Elsewhere, in “Destroy Machismo,” Muñoz directly confronts patriarchal conditioning and its psychic toll. Rather than preaching, she offers transformation: “Take your son to therapy. / Tell your daughter she is whole.” The poem moves with the cadence of instruction, resembling both spell and manual—a kind of collective healing text for the next generation.

Stylistically, Matriarchy continues Muñoz’s evolution as a poet of testimony and transformation. The language is ritualistic, often invoking ceremony—Aztec dance, smudging, altar offerings—and yet it is also grounded in the sensory details of modern life: breast pumps, traffic on the 101, harmonicas in studio apartments. Her poetic lineage is both Chicanx and transnational, echoing Jimmy Santiago Baca, ire’ne lara silva, and Gloria Anzaldúa, while also extending into a distinctly contemporary voice that speaks from protest lines and kitchen tables alike.

This is not a quiet collection. Its content warnings—“Displacement,” “Injustice,” “Colonization in Progress”—are less disclaimers than invitations to witness. Muñoz refuses to look away, but she also refuses to despair. Her poems are full of healing: for the land, for women, for language itself.

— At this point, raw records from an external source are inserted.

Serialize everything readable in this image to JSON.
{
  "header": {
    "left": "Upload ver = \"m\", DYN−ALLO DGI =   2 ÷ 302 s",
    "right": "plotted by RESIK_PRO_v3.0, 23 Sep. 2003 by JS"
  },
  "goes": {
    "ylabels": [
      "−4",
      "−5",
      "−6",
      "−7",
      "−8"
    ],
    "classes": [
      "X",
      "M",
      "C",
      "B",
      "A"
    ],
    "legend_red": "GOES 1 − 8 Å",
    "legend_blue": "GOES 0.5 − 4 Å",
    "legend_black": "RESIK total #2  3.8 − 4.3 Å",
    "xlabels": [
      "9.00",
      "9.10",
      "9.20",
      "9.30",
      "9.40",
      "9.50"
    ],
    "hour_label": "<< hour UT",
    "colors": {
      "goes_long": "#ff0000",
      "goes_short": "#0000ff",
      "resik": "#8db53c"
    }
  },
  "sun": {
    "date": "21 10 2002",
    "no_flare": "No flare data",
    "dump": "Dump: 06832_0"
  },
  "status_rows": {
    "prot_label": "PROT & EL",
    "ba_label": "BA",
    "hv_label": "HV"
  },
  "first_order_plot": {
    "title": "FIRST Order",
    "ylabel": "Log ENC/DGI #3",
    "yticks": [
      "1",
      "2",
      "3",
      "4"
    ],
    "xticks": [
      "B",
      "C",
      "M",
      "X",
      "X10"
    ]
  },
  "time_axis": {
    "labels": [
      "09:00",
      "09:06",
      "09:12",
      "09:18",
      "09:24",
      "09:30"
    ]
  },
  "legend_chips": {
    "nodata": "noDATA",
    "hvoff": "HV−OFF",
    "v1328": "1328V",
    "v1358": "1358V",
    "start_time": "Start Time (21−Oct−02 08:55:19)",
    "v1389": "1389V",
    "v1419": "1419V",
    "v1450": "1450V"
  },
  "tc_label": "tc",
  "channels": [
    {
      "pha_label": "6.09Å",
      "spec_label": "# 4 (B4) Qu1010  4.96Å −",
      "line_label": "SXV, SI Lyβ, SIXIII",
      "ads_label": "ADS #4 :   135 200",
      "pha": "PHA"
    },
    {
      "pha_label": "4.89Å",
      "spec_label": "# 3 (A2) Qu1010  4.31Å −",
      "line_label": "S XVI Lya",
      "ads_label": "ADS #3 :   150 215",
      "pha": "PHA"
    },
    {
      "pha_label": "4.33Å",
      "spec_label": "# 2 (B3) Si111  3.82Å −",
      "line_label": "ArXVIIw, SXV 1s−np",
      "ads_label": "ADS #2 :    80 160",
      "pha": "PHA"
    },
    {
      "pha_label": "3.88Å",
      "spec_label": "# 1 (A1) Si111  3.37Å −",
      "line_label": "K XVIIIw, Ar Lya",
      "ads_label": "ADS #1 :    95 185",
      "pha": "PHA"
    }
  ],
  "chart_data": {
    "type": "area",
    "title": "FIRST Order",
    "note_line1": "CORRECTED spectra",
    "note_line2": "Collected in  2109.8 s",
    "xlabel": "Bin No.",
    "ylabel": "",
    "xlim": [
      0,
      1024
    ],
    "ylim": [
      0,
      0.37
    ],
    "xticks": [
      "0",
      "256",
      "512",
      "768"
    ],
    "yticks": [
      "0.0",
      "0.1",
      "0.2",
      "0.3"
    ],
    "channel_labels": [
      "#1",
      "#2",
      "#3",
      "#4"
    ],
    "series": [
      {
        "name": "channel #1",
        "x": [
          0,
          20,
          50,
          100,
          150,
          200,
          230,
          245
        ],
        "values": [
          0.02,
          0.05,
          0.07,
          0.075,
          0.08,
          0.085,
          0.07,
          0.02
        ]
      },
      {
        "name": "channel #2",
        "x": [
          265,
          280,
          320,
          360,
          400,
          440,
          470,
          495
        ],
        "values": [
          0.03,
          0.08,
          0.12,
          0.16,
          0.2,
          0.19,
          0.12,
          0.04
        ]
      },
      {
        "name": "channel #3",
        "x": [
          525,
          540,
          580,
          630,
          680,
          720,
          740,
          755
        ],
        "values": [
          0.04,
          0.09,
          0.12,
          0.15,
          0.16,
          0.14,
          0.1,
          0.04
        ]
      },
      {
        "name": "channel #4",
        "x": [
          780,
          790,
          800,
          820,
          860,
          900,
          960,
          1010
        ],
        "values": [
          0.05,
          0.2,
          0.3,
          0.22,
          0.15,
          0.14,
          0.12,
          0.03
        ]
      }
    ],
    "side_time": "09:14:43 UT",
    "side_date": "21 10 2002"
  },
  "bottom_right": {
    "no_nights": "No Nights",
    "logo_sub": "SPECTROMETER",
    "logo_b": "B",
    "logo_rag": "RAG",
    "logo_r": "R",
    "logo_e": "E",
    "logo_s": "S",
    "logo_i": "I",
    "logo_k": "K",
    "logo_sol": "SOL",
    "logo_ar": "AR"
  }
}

In “Destroy Machismo,” she offers not just condemnation but a blueprint for transformation.

Matriarchy is an act of spell-work, as Muñoz herself notes, calling into being a world where matriarchy means liberation. To read these poems is to be reminded that creation—whether of a child, a poem, or a movement—is the most radical gesture against erasure. In this book, Briana Muñoz gives us the revolution in its most elemental form: born, breathing, and sacred.


While a resident of New York City, Richard Modiano became active in the literary community connected to the Poetry Project where he came to know Gregory Corso, Allen Ginsberg, Anne Waldman, William S. Burroughs and Ted Berrigan.  In 2001 he was a programmer at Beyond Baroque Literary/Arts Center, joined the Board of Trustees in 2006, and from 2010 to 2019, he served as Executive Director. The Huffington Post named him as one of 200 people doing the most to promote poetry in the United States. Modiano is the winner of the 2022 Joe Hill Prize for labor poetry and is a Pushcart Prize nominee.